What is the drug treatment of allergic rhinitis?

The main purpose of drug therapy is to reduce the symptoms of an allergic reaction. In this, drugs are used that suppress the effects of chemicals that cause symptoms. They can be used in the form of oral (systemic) tablets or directly into the nose (local) sprays. The most commonly and effectively used drugs are;

antihistamine tablets

nasal sprays containing cortisone

Antihistamine nasal sprays

Leukotriene antagonist tablets

Combination drugs of antihistamine and leukotriene antagonists

What is vaccine treatment?

Vaccine treatment applied in allergic rhinitis is called “Immunotherapy”. Immunotherapy involves trying to change the way a person’s immune system responds to allergens. The most common form of immunotherapy is regular injections. Whether or not you are a candidate for immunotherapy depends on both your history and what your allergies are.

1- Cingi C, Topuz B, Songu M, Kara CO, Ural A, Yaz A, et al. Prevalence of allergic rhinitis among the adult population in Turkey.

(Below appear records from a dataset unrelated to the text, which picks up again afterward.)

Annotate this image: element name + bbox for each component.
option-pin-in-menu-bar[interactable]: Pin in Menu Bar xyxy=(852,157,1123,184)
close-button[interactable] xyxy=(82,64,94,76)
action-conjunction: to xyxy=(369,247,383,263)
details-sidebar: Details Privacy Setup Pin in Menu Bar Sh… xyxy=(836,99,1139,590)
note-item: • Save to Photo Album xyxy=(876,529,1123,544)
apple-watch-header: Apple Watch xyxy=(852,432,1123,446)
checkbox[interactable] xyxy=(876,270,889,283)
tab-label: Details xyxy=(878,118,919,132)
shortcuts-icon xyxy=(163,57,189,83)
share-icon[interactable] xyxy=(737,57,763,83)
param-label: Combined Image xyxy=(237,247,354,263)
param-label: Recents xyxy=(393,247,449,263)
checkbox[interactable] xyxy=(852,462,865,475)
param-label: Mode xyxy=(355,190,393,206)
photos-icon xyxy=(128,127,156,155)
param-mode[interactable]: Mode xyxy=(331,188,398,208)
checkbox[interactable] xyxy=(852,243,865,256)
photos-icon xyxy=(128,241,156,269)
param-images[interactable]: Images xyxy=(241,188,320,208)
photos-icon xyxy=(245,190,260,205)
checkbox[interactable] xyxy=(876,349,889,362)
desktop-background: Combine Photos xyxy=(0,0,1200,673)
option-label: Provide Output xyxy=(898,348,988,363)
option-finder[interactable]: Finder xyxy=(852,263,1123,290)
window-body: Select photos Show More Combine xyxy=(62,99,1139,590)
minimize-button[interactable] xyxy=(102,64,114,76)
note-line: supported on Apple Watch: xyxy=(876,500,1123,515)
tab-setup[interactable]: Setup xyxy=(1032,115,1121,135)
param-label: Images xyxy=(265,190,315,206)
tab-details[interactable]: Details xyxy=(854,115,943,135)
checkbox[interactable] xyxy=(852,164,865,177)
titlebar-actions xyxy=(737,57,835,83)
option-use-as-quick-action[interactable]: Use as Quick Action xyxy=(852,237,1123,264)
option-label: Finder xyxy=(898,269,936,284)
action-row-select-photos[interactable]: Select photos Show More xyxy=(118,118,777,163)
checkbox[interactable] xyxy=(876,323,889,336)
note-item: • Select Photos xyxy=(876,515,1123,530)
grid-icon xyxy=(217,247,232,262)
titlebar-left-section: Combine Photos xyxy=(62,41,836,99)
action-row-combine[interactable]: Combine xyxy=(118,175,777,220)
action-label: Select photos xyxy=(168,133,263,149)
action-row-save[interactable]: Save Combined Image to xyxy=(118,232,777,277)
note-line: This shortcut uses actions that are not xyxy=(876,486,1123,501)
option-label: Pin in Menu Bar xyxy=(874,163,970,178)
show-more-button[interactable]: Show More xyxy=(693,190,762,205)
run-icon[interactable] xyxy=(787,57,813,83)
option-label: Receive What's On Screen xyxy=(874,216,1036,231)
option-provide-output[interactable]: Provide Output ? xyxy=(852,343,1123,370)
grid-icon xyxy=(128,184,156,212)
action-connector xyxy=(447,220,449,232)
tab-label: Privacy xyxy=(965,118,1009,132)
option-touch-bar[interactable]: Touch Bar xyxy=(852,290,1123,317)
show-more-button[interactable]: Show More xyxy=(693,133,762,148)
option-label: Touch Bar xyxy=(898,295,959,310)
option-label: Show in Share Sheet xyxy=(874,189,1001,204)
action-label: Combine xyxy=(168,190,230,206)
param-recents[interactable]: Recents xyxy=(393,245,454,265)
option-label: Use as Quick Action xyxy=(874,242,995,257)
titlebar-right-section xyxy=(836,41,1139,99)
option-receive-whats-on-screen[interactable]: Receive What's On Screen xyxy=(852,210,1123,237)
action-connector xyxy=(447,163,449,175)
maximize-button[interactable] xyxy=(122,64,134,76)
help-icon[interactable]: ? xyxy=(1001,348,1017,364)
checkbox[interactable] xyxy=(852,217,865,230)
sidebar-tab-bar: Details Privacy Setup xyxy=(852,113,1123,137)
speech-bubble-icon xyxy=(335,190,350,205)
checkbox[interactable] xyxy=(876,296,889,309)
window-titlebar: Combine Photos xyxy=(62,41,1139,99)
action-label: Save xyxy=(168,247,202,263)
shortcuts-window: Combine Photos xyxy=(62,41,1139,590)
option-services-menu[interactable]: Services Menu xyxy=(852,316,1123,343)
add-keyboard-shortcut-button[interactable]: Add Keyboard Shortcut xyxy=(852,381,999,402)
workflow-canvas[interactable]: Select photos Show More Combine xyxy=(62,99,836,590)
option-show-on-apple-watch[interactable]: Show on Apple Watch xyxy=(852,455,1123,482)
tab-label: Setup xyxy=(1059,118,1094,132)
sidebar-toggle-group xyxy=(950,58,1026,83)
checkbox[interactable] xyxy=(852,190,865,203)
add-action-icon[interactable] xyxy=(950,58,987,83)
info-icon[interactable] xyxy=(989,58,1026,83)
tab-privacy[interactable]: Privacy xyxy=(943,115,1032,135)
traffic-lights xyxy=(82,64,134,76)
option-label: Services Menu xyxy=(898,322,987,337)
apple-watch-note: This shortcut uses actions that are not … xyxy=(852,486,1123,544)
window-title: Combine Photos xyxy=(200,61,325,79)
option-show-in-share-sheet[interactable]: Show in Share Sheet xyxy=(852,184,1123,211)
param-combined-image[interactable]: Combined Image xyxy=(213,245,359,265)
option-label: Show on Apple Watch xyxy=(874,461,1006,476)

Acta Oto-Laryngologica 2010; 130: 600-6 (10.3109/00016480903311880).

2- Duksal F, Akcay A, Şıkir T, Ergin A, Şıkir C, Guler N. Rising trend of allergic rhinitis prevalence among Turkish schoolchildren. Int J Pediatr Otorhinolaryngol 2013; 77: 1434-9 (10.1016/j.ijporl.2013.05.038).

3- Çobanoğlu HB, Işık AU, Topbaş M, Ural A. Prevalence of Allergic Rhinitis in Children in the Trabzon Province of the Black Sea Region of Turkey. Turk Arch Otorhinolaryngol 2016; 54:21-8. (10.5152/tao.2016.1089).

4- Bousquet J, Schünemann HJ, Samolinski B, et al. World Health Organization Collaborating Center for Asthma and Rhinitis. Allergic Rhinitis and its Impact on Asthma (ARIA): achievements in 10 years and future needs. J Allergy Clin Immunol. 2012 Nov;130(5):1049-62. doi: 10.1016/j.jaci.2012.07.053.